Cosmos includes several core components. First is the data - processing pipeline, Cosmos Curator, which can process 20 million hours of video in 14 days, accelerating the training of world models. In contrast, traditional CPU - based solutions would take more than 3 years to process the same amount of data.
Second is the visual Tokenizer. Just as large language models split text into "tokens" for processing, world models need to split video frames into some computable representations. Cosmos' Tokenizer has a compression ratio 8 times higher than industry solutions, supports various video ratios and durations, and can handle various formats from the first - person view of robots to the fisheye lenses of autonomous vehicles.

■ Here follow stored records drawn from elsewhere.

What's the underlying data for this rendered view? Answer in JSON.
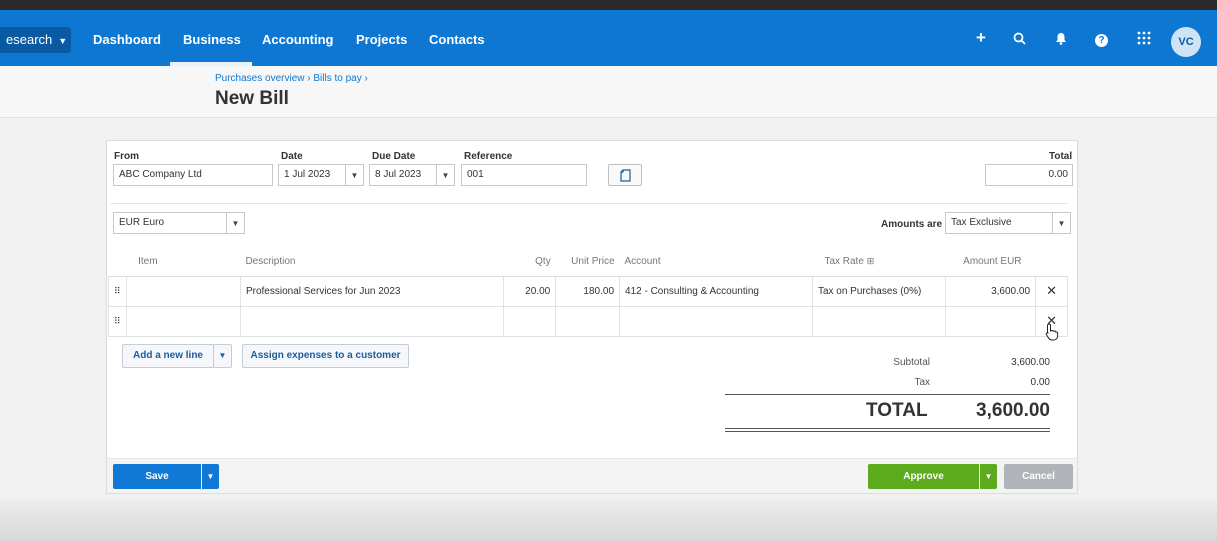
{
  "nav": {
    "org_label": "esearch",
    "items": [
      "Dashboard",
      "Business",
      "Accounting",
      "Projects",
      "Contacts"
    ],
    "active": "Business",
    "icons": [
      "plus-icon",
      "search-icon",
      "bell-icon",
      "help-icon",
      "apps-grid-icon"
    ],
    "plus_glyph": "+",
    "help_glyph": "?",
    "avatar": "VC",
    "color": "#0e77d2"
  },
  "header": {
    "breadcrumb": "Purchases overview › Bills to pay ›",
    "title": "New Bill"
  },
  "form": {
    "from_label": "From",
    "from_value": "ABC Company Ltd",
    "date_label": "Date",
    "date_value": "1 Jul 2023",
    "due_label": "Due Date",
    "due_value": "8 Jul 2023",
    "ref_label": "Reference",
    "ref_value": "001",
    "total_label": "Total",
    "total_value": "0.00",
    "currency": "EUR Euro",
    "amounts_are_label": "Amounts are",
    "amounts_are_value": "Tax Exclusive"
  },
  "table": {
    "headers": {
      "item": "Item",
      "description": "Description",
      "qty": "Qty",
      "unit_price": "Unit Price",
      "account": "Account",
      "tax_rate": "Tax Rate",
      "amount": "Amount EUR"
    },
    "rows": [
      {
        "item": "",
        "description": "Professional Services for Jun 2023",
        "qty": "20.00",
        "unit_price": "180.00",
        "account": "412 - Consulting & Accounting",
        "tax_rate": "Tax on Purchases (0%)",
        "amount": "3,600.00"
      },
      {
        "item": "",
        "description": "",
        "qty": "",
        "unit_price": "",
        "account": "",
        "tax_rate": "",
        "amount": ""
      }
    ]
  },
  "actions": {
    "add_line": "Add a new line",
    "assign": "Assign expenses to a customer"
  },
  "totals": {
    "subtotal_label": "Subtotal",
    "subtotal_value": "3,600.00",
    "tax_label": "Tax",
    "tax_value": "0.00",
    "total_label": "TOTAL",
    "total_value": "3,600.00"
  },
  "footer": {
    "save": "Save",
    "approve": "Approve",
    "cancel": "Cancel",
    "save_color": "#1078d5",
    "approve_color": "#5cab1d"
  }
}
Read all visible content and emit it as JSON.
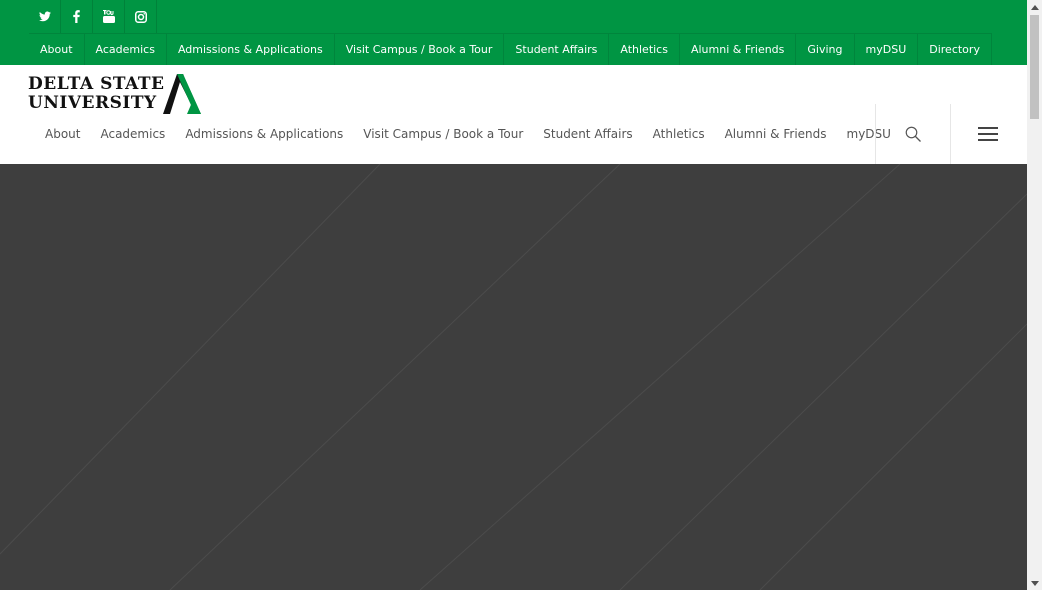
{
  "social": [
    {
      "name": "twitter-icon"
    },
    {
      "name": "facebook-icon"
    },
    {
      "name": "youtube-icon"
    },
    {
      "name": "instagram-icon"
    }
  ],
  "top_nav": [
    "About",
    "Academics",
    "Admissions & Applications",
    "Visit Campus / Book a Tour",
    "Student Affairs",
    "Athletics",
    "Alumni & Friends",
    "Giving",
    "myDSU",
    "Directory"
  ],
  "logo": {
    "line1": "DELTA STATE",
    "line2": "UNIVERSITY"
  },
  "main_nav": [
    "About",
    "Academics",
    "Admissions & Applications",
    "Visit Campus / Book a Tour",
    "Student Affairs",
    "Athletics",
    "Alumni & Friends",
    "myDSU"
  ],
  "colors": {
    "brand_green": "#009543",
    "hero_bg": "#3e3e3e"
  },
  "icons": {
    "search": "search-icon",
    "menu": "hamburger-menu-icon"
  }
}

Finally, there are three crucial pre - trained model families: the prediction model Cosmos Predict, which is responsible for predicting the future state of the environment; the simulation model Cosmos Transfer, which transfers simulations to the real world; and the reasoning model Cosmos Reason, which enables robots to make plans. These pre - trained models are all released under open licenses, and developers can download them for free.